Led by Professor Dr. Alwin Krämer, the study analyzed cancer cells and genetic fragments in participants’ blood for known mutations that approved drugs can target. Approximately one-third of CUP patients had these mutations and treatment with the corresponding drugs notably extended progression-free survival and possibly overall survival.
Dr. Krämer, a senior physician at Heidelberg University Hospital and head of the “Carcinoma of Unknown Primary (CUP)” task force at the National Center for Tumor Diseases Heidelberg, leads the research.
The phase 2 trial “CUPISCO,” registered at ClinicalTrials.gov (NCT03498521), addresses the challenge of treating CUP, which comprises up to 5% of cancers with no detectable primary tumor, severely limiting treatment options.
Typically, these patients receive non-specific chemotherapy, resulting in an average survival time of less than one year. Previous studies indicated that therapies based on molecular analyses to determine the tissue of origin were no more effective than standard chemotherapy.
The CUPISCO study adopted a novel approach, focusing on the molecular characteristics and gene mutations of the tumor cells to identify effective targets for existing drugs.
The study included 636 patients with newly diagnosed unfavorable subtype CUP across 150 clinics. Initially, all patients underwent three cycles of standard chemotherapy.
Patients whose cancer was temporarily halted were divided into two groups: a control group of 110 patients receiving additional standard chemotherapy and 326 patients whose mutations were targeted with appropriate drugs. If no mutations were found, an immune checkpoint inhibitor was added to stimulate the body’s cancer defenses.
The study found that about a third of patients benefited from targeted therapy. On average, the time until cancer progression was four months longer for those receiving targeted therapy compared to standard therapy.
Some patients in the targeted therapy group did not experience further cancer progression by the study’s end, suggesting long-term disease control with a good response to the therapy.

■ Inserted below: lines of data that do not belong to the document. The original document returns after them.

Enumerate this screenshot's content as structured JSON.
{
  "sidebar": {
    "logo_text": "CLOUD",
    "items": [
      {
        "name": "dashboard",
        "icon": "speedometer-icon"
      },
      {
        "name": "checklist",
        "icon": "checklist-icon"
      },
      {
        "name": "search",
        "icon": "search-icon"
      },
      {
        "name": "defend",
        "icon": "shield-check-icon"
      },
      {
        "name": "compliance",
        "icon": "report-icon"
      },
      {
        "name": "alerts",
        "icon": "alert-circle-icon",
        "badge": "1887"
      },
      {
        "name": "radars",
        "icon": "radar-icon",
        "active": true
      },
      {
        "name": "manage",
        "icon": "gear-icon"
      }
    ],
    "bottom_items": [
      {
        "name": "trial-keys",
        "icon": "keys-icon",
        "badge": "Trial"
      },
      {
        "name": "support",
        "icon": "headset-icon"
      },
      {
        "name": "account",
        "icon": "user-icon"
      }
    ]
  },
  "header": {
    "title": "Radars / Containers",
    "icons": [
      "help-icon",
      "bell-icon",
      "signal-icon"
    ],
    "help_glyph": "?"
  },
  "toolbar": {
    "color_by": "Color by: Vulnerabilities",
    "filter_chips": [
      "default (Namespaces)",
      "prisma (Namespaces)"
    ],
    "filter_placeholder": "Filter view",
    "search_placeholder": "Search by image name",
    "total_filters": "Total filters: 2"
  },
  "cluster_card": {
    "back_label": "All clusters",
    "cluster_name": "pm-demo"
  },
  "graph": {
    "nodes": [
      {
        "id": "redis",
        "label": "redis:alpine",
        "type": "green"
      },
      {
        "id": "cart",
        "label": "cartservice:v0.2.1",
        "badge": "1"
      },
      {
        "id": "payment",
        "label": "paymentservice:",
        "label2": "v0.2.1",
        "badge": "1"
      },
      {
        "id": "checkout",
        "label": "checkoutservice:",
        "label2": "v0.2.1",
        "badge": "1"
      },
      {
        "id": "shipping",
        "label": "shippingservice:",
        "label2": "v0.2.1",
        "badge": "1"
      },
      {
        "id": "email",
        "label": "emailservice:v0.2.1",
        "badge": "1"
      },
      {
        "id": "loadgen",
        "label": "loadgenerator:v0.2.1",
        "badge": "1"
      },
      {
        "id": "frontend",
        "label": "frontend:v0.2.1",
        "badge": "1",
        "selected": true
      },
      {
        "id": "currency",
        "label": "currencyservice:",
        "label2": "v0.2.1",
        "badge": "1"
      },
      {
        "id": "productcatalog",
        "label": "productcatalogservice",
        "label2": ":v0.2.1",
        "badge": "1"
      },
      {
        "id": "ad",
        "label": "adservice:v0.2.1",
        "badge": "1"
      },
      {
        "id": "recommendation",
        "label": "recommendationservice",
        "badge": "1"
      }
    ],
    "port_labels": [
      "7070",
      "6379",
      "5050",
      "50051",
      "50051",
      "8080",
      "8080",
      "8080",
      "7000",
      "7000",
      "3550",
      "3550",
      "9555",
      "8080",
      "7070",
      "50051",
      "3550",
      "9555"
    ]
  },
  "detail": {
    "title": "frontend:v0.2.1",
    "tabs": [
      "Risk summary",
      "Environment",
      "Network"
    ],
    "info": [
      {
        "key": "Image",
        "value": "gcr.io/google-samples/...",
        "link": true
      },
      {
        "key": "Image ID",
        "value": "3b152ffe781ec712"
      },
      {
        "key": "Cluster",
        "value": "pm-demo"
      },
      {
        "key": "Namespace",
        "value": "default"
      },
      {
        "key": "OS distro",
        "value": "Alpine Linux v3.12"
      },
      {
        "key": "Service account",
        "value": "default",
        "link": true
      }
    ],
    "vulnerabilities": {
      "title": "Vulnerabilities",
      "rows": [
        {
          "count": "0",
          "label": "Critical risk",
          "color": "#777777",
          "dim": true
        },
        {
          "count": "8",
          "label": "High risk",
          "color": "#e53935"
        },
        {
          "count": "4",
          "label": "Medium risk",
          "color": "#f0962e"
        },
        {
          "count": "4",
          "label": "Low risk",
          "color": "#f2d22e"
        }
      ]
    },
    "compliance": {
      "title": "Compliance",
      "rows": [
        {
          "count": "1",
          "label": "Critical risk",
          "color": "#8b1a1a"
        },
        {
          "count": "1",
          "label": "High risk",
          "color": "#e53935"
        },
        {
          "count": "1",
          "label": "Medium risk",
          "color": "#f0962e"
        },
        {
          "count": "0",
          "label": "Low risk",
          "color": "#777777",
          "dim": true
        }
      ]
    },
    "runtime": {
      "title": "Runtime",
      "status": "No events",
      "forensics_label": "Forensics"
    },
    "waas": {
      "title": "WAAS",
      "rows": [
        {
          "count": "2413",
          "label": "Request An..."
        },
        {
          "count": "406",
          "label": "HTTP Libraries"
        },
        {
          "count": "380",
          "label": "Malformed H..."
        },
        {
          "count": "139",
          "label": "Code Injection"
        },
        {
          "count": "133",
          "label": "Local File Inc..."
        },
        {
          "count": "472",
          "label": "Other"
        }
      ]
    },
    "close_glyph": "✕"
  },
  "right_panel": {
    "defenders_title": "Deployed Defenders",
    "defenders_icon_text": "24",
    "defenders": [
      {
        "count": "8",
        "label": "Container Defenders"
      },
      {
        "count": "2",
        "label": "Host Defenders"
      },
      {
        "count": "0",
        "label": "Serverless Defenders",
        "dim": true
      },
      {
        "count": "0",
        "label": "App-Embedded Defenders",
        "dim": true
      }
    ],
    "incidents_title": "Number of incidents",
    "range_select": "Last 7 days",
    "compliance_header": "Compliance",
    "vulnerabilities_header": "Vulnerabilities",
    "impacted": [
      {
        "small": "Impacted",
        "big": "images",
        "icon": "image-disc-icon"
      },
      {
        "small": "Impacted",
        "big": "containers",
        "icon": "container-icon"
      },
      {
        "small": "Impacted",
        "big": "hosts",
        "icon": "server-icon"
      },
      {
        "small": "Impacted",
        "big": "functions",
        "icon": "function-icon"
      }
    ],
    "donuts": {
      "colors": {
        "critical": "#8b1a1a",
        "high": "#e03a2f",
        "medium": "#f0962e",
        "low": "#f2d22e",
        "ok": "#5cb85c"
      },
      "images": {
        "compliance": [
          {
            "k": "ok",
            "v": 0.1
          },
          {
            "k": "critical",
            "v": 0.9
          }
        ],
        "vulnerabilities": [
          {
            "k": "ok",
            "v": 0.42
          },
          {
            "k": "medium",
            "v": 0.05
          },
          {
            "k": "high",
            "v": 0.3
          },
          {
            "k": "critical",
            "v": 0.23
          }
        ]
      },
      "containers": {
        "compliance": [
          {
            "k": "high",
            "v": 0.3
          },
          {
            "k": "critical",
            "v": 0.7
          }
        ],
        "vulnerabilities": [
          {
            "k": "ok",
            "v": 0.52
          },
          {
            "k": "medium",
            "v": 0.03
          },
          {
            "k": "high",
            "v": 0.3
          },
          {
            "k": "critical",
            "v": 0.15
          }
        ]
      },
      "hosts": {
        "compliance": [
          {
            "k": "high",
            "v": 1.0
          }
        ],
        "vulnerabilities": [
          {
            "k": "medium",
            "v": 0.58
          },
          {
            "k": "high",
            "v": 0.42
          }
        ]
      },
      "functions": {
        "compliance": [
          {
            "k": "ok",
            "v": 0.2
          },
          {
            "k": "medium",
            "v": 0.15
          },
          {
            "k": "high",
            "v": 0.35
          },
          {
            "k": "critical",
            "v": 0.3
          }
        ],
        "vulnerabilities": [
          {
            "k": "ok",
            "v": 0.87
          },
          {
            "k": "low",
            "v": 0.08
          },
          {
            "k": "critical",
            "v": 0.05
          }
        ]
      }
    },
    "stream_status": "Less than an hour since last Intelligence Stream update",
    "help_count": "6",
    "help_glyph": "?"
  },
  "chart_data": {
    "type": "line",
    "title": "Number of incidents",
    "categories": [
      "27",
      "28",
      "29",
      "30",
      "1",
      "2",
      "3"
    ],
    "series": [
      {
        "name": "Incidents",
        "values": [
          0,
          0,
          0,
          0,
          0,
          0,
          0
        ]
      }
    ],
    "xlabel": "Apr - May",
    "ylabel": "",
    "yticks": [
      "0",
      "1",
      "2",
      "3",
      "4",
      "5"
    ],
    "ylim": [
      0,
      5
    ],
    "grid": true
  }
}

The researchers believe that around one-third of patients could gain additional months to years of disease-free survival through targeted therapy, outperforming standard treatment.
The study continues with a follow-up period to determine definitive overall survival figures. The CUPISCO study is notable not only for its size but also for centralizing and publishing globally heterogeneous diagnostic criteria for CUP syndrome. This led to a new guideline for diagnosing and treating CUP.
The study also demonstrated that genetic analysis of tumor fragments from blood samples (liquid biopsy) is as reliable as tissue sample analysis, crucial for CUP patients who often lack sufficient biopsy material.
Results from the CUPISCO study have been integrated into European guidelines, recommending genetic analysis of the tumor genome for all newly diagnosed CUP patients to identify targeted treatment options.
This recommendation is included in the latest European guidelines for mutation analysis and precision medicine for advanced tumor diseases, published in the Annals of Oncology.
The findings underscore the importance of liquid biopsy in improving CUP patient care and the need for its approval alongside existing tissue-based tests for CUP diagnostics.